Shy people get to parties early because if they're among the first they won't have to walk in on a roomful of unknown guests. Ivor wasn't shy, far from it, and on this occasion he didn't arrive until the party had been going for about an hour. He intended, of course, to stay late. Nicola always invited too many people and the place was crowded. Ivor pushed his way through the throng, avoiding those he didn't want to talk to because they bored him, and came face-to-face with Lloyd. They talked for a minute or two, the usual how-are-you-what-have-you-been-doing stuff, Ivor said, and then he thought he might as well put his proposition to Lloyd there and then. By that time, he had already spoken to Dermot Lynch and Dermot had agreed.
A waiter hired for the occasion was going round refilling glasses and both of them had some more Merlot. In those days quite abstemious, Ivor always drank a lot at parties, though he never showed a sign of it as far as I could see. Lloyd, he said, gave him the impression of being one who stoked up on free wine when he got the
chance. Ivor reminded him of what he'd told him in Nicola's dressing room about his minicab business. Would he do a driving job for him? He needed a posh sort of car (his words), maybe a black Mercedes with blacked-out windows in the rear. It was to pick up a girl and bring her to a house in Hampstead on a Friday evening in a few weeks' time. There'd be a second driver if need be.
“It sounds okay,” Lloyd said. “How far would it be?”
“Five or six miles. No more. Five hundred pounds.”
Lloyd went quiet. “What's the catch?”
“No catch,” said Ivor, “but complications.”
“Look, why don't you call me? I've got to go. My girlfriend's looking for me.”

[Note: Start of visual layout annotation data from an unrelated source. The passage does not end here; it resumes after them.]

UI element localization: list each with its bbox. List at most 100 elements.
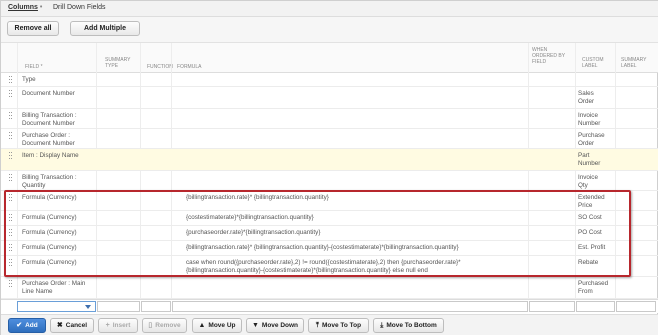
table-row[interactable]: Billing Transaction : Document Number Invo… [1, 109, 658, 129]
field-cell: Formula (Currency) [22, 194, 77, 201]
drag-handle-icon[interactable] [9, 90, 13, 97]
header-summary-type[interactable]: SUMMARY TYPE [105, 57, 130, 69]
tab-columns-label: Columns [8, 4, 38, 11]
required-marker: * [40, 64, 43, 70]
insert-button[interactable]: + Insert [98, 318, 138, 333]
add-button-label: Add [25, 322, 38, 329]
header-summary-label[interactable]: SUMMARY LABEL [621, 57, 646, 69]
field-cell: Item : Display Name [22, 152, 79, 159]
custom-label-input[interactable] [576, 301, 615, 312]
tab-drill-down-fields[interactable]: Drill Down Fields [53, 4, 106, 11]
custom-label-cell-line2: Order [578, 140, 595, 147]
field-cell-line2: Document Number [22, 140, 75, 147]
custom-label-cell: Extended [578, 194, 605, 201]
table-row[interactable]: Formula (Currency) {billingtransaction.ra… [1, 191, 658, 211]
custom-label-cell: PO Cost [578, 229, 602, 236]
custom-label-cell: Invoice [578, 112, 598, 119]
move-to-top-button[interactable]: ⤒ Move To Top [308, 318, 369, 333]
arrow-down-icon: ▼ [251, 322, 259, 329]
row-actions-bar: ✔ Add ✖ Cancel + Insert ▯ Remove ▲ Move Up ▼ M… [1, 314, 658, 335]
function-input[interactable] [141, 301, 171, 312]
drag-handle-icon[interactable] [9, 194, 13, 201]
drag-handle-icon[interactable] [9, 229, 13, 236]
field-cell-line2: Line Name [22, 288, 53, 295]
drag-handle-icon[interactable] [9, 112, 13, 119]
tab-columns[interactable]: Columns • [8, 4, 42, 11]
remove-button-label: Remove [155, 322, 181, 329]
table-row[interactable]: Billing Transaction : Quantity Invoice Qty [1, 171, 658, 191]
table-row[interactable]: Item : Display Name Part Number [1, 149, 658, 171]
header-field-label: FIELD [25, 64, 40, 70]
move-up-button[interactable]: ▲ Move Up [192, 318, 242, 333]
move-down-button-label: Move Down [261, 322, 299, 329]
custom-label-cell-line2: Price [578, 202, 593, 209]
field-cell: Formula (Currency) [22, 214, 77, 221]
field-select[interactable] [17, 301, 96, 312]
cancel-button-label: Cancel [65, 322, 88, 329]
cancel-button[interactable]: ✖ Cancel [50, 318, 94, 333]
formula-input[interactable] [172, 301, 528, 312]
header-summary-label-line2: LABEL [621, 63, 637, 69]
drag-handle-icon[interactable] [9, 259, 13, 266]
table-row[interactable]: Type [1, 73, 658, 87]
header-function[interactable]: FUNCTION [147, 64, 173, 70]
header-formula[interactable]: FORMULA [177, 64, 201, 70]
formula-cell: {costestimaterate}*{billingtransaction.q… [186, 214, 314, 221]
custom-label-cell: SO Cost [578, 214, 602, 221]
move-to-top-button-label: Move To Top [321, 322, 362, 329]
field-cell: Formula (Currency) [22, 244, 77, 251]
remove-button[interactable]: ▯ Remove [142, 318, 187, 333]
custom-label-cell: Est. Profit [578, 244, 606, 251]
table-row[interactable]: Formula (Currency) {costestimaterate}*{bi… [1, 211, 658, 226]
summary-type-input[interactable] [97, 301, 140, 312]
header-when-line3: FIELD [532, 59, 547, 65]
arrow-top-icon: ⤒ [315, 322, 319, 329]
formula-cell: {purchaseorder.rate}*{billingtransaction… [186, 229, 321, 236]
field-cell: Document Number [22, 90, 75, 97]
add-multiple-button[interactable]: Add Multiple [70, 21, 140, 36]
insert-button-label: Insert [112, 322, 131, 329]
custom-label-cell-line2: Number [578, 120, 601, 127]
field-cell: Purchase Order : [22, 132, 70, 139]
move-to-bottom-button-label: Move To Bottom [386, 322, 437, 329]
move-to-bottom-button[interactable]: ⤓ Move To Bottom [373, 318, 444, 333]
field-cell-line2: Quantity [22, 182, 46, 189]
custom-label-cell: Purchased [578, 280, 609, 287]
chevron-down-icon[interactable] [85, 305, 91, 309]
drag-handle-icon[interactable] [9, 174, 13, 181]
summary-label-input[interactable] [616, 301, 656, 312]
when-ordered-input[interactable] [529, 301, 575, 312]
drag-handle-icon[interactable] [9, 244, 13, 251]
drag-handle-icon[interactable] [9, 76, 13, 83]
arrow-up-icon: ▲ [198, 322, 206, 329]
field-cell: Billing Transaction : [22, 112, 77, 119]
formula-cell: {billingtransaction.rate}* {billingtrans… [186, 194, 329, 201]
table-row[interactable]: Formula (Currency) {billingtransaction.ra… [1, 241, 658, 256]
move-down-button[interactable]: ▼ Move Down [246, 318, 304, 333]
header-custom-label-line2: LABEL [582, 63, 598, 69]
header-custom-label[interactable]: CUSTOM LABEL [582, 57, 604, 69]
drag-handle-icon[interactable] [9, 132, 13, 139]
table-row[interactable]: Purchase Order : Document Number Purchase O… [1, 129, 658, 149]
header-field[interactable]: FIELD * [25, 64, 43, 70]
add-button[interactable]: ✔ Add [8, 318, 46, 333]
custom-label-cell-line2: Order [578, 98, 595, 105]
table-row[interactable]: Purchase Order : Main Line Name Purchased F… [1, 277, 658, 299]
drag-handle-icon[interactable] [9, 152, 13, 159]
header-when-ordered-by-field[interactable]: WHEN ORDERED BY FIELD [532, 47, 565, 65]
close-icon: ✖ [56, 322, 63, 329]
drag-handle-icon[interactable] [9, 214, 13, 221]
field-cell: Billing Transaction : [22, 174, 77, 181]
custom-label-cell: Part [578, 152, 590, 159]
drag-handle-icon[interactable] [9, 280, 13, 287]
table-row[interactable]: Formula (Currency) case when round({purch… [1, 256, 658, 277]
field-cell: Type [22, 76, 36, 83]
trash-icon: ▯ [148, 322, 153, 329]
field-cell-line2: Document Number [22, 120, 75, 127]
table-row[interactable]: Formula (Currency) {purchaseorder.rate}*{… [1, 226, 658, 241]
custom-label-cell: Invoice [578, 174, 598, 181]
plus-icon: + [105, 322, 110, 329]
custom-label-cell-line2: Number [578, 160, 601, 167]
table-row[interactable]: Document Number Sales Order [1, 87, 658, 109]
remove-all-button[interactable]: Remove all [7, 21, 59, 36]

She came up to them, took Lloyd's arm, and pulled him away. That was the first time Ivor saw her, a very pretty dark-haired woman, but white like a Spaniard or a Portuguese, with magnificent breasts shown off in a low-cut top. The ankles weren't mentioned at that time. Ivor noticed the breasts, as any man would, and the lovely face and full red lips, but she wasn't his type and he thought, he said, of Hebe's extravagant slenderness and delicate features and cascading fair hair. He asked himself too, in that moment, what the hell he was doing longing for a woman who ought to have been there at the party with him, a married woman who wanted the best of both worlds, a husband and a lover, and who couldn't escape more than once a fortnight. But longing and reproaching himself didn't stop him going on with the birthday present.
He phoned Lloyd the following week and arranged to meet him and Dermot Lynch in a pub in Victoria. He didn't know it and neither of them had ever been there before. That was the point, I suppose. Lloyd got there first and was businesslike about the “complications,” how he and Dermot were to buy balaclavas to wear, handcuffs, and a gag for Hebe. Dermot, who was a great gesticulator, a man who talked with his hands, rolled his eyes at this, held up a thumb, and winked when Ivor told them where they should go for these “props” and handed them money to cover it and cover too the renting of the car. He repeated his offer of five hundred pounds to pick up a woman and drive her from a point north of the North Circular Road to Hampstead. Lloyd nodded and, though Ivor didn't ask him for any undertaking, said he wouldn't tell anyone.